The Deputy Director said, “H’m. Yes. I see your point.”

“I believe the only way he could have any hope she’d bring it along was by leaving it actually
in her car,
sometime during the day. And the later the better. To follow that up, we’ll have to know exactly what her movements were on Friday. There’s a lot of ground still to cover there. But if we could find someone who saw Limbery near her car during the afternoon, say, or the early evening, that should go a long way towards clinching it.”

“Can’t expect miracles,” said the Deputy Director genially. “Any of those extra bits would be useful. Agreed. But they’re only extras. You’ve got what matters. Motive, access and a string of lies afterwards. And remember this. The defence have got to put Limbery in the box. Or risk the most damaging construction being put on his refusal to give evidence. And once he gets into the box, from all I’ve heard of him, he’ll hang himself five times over.”

 

“A search warrant,” said Mariner. “Certainly you can have one. My clerk will make it out for you. I should have thought, after what’s happened, that you’d have every right to search his house without one.”

“Better be on the safe side,” said Knott.

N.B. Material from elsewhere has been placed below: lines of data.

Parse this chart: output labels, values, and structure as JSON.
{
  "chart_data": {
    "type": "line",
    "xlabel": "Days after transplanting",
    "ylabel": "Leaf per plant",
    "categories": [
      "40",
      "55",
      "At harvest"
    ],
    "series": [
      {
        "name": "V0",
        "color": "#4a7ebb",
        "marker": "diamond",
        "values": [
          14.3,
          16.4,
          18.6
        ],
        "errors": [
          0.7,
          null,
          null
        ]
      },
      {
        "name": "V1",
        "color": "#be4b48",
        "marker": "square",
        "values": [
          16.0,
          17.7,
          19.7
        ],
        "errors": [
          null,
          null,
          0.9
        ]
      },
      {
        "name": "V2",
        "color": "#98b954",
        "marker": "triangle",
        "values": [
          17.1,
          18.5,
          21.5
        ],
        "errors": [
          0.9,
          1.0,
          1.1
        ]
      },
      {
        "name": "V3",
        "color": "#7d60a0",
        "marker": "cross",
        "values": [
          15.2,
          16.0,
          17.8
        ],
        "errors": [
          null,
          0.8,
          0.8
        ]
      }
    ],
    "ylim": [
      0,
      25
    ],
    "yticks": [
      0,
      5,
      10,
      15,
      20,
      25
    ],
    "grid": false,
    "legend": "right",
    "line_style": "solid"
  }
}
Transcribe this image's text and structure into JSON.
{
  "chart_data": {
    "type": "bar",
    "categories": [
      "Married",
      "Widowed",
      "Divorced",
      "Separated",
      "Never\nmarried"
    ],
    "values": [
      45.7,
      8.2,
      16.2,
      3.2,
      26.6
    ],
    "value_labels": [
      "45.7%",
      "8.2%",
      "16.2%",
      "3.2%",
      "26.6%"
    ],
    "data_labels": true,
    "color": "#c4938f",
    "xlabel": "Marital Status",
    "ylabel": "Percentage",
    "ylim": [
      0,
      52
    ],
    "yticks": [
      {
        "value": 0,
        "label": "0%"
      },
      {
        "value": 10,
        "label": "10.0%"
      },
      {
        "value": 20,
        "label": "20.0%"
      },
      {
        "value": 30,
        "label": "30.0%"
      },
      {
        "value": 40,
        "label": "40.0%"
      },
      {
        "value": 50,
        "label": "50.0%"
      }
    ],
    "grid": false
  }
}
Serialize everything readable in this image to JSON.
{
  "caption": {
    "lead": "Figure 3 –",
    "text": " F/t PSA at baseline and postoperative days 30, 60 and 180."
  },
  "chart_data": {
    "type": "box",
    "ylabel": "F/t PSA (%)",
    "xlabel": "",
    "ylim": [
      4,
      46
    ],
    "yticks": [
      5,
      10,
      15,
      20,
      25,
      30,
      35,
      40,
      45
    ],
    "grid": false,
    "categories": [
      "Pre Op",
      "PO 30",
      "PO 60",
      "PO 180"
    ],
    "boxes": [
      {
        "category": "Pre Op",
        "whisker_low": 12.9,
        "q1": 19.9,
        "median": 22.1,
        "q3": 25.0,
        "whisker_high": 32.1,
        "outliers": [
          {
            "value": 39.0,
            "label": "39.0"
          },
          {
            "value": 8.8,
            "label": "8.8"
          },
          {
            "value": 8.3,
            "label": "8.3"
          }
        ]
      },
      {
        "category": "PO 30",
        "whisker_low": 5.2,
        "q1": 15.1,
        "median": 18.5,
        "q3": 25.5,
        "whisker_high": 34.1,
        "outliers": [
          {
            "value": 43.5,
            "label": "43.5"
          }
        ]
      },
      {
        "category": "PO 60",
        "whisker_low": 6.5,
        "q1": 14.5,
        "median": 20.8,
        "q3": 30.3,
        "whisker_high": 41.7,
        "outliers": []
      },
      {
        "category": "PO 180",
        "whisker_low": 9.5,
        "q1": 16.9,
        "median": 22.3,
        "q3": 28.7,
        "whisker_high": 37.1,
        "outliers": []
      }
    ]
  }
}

“Are you looking for anything in particular? Or shouldn’t I ask?”

“No secret about it. The buzz is that he had a collection of lethal weapons. There was talk of a revolver. He used to boast to the boys about it.”

“Stupid,” said Mariner. “Stupid as well as vicious.”

 

Number 17 Lower Belsize Road was already a focus of local interest. Photographs of it had appeared in the press. Tradesmen and passers-by slowed their pace as they came to it, or stopped altogether to stare at the closed front door and the empty windows.

When Knott arrived, with McCourt and Esdaile in attendance, a crowd gathered as though by magic. Knott viewed his audience impassively. He knew that from now on most of his moves would have to be made under the stare of publicity. He said, “Does anyone happen to know who locked the house up?”

A woman said, “Parson did it. He’s got the keys.”

McCourt was already on his useful moped. He said, “I’ll get them for you. Shouldn’t take long.”

The Reverend Bird was out, but his wife was at home and located the keys for him.

“Dicky thought it wasn’t right to leave the house unlocked and the windows open,” she said. “You know what people are like. They’d have been trampling all over it. Helping themselves to souvenirs, probably. I hope he did right.”

“We’re much obliged to him,” said McCourt.

“He’s taken this very hard, you know. He seems to think that something which happened in church might have upset Jonathan. You heard about that?”

“Aye. We all heard about it. It wasn’t in any way your husband’s fault.”

“So I told him. But he’s very worried. He went to Reading this morning, to the prison. To see if he could help.”